Hal ini disampaikan Kapolri dalam rapat kerja antara Kapolri dengan Komisi III DPR di Gedung DPR, Kamis (3/9/2009).
Kapolri kemudian menjelaskan lebih rinci mengenai kasus ini. Direktur PT Rajawali Putra Banjaran, Nasrudin Zulkarnaen pernah diperiksa bersama Rhani karena kasus ini.
"Kasus intimidasi lewat SMS Pak Nasruddin kami limpahkan ke Polres Jaksel, ditangani Kapolres Chaerul Anwar.
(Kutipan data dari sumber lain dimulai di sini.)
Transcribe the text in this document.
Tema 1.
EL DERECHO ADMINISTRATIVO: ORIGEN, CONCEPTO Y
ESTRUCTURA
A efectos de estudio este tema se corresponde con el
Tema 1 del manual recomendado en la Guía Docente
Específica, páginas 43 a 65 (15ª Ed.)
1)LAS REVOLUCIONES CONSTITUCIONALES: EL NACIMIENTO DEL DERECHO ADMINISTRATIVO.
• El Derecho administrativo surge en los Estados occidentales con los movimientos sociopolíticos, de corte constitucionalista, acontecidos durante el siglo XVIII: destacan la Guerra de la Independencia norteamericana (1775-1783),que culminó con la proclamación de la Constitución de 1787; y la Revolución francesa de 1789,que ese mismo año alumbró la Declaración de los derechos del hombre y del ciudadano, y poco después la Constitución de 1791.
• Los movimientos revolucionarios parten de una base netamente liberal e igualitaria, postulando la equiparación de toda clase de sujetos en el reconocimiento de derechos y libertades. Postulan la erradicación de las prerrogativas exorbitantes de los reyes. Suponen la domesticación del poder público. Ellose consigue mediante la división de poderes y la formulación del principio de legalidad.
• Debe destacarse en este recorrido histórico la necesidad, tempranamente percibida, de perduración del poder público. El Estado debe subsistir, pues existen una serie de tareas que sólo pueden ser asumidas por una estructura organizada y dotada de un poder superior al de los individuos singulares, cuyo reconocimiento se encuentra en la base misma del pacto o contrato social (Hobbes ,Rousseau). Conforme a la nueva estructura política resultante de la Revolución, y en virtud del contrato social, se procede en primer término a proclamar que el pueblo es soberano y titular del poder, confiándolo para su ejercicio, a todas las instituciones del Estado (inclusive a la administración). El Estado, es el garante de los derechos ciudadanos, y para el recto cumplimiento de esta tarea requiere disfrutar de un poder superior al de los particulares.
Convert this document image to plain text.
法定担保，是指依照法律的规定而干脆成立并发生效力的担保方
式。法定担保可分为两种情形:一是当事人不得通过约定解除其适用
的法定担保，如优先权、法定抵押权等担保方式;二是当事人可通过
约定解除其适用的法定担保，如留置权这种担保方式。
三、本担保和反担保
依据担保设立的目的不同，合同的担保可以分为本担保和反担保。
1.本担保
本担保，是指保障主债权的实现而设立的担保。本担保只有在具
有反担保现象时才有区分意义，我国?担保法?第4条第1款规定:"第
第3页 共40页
Kemudian dilakukan penangkapan di Kendari bersama Rhani," ujar Kapolri.
Namun kemudian, kata dia, Nasruddin bersama Rhani dibebaskan. "Kemudian tidak terbukti ya dibebaskan," kata Kapolri.
Kapolri enggan membantu lagi karena Antasari diduga melakukan kejahatan. "Sudah biasa pejabat meminta bantuan, nah kalau kemudian sekarang terlibat kasus dan terbukti ya kami tidak bisa membantu," papar dia.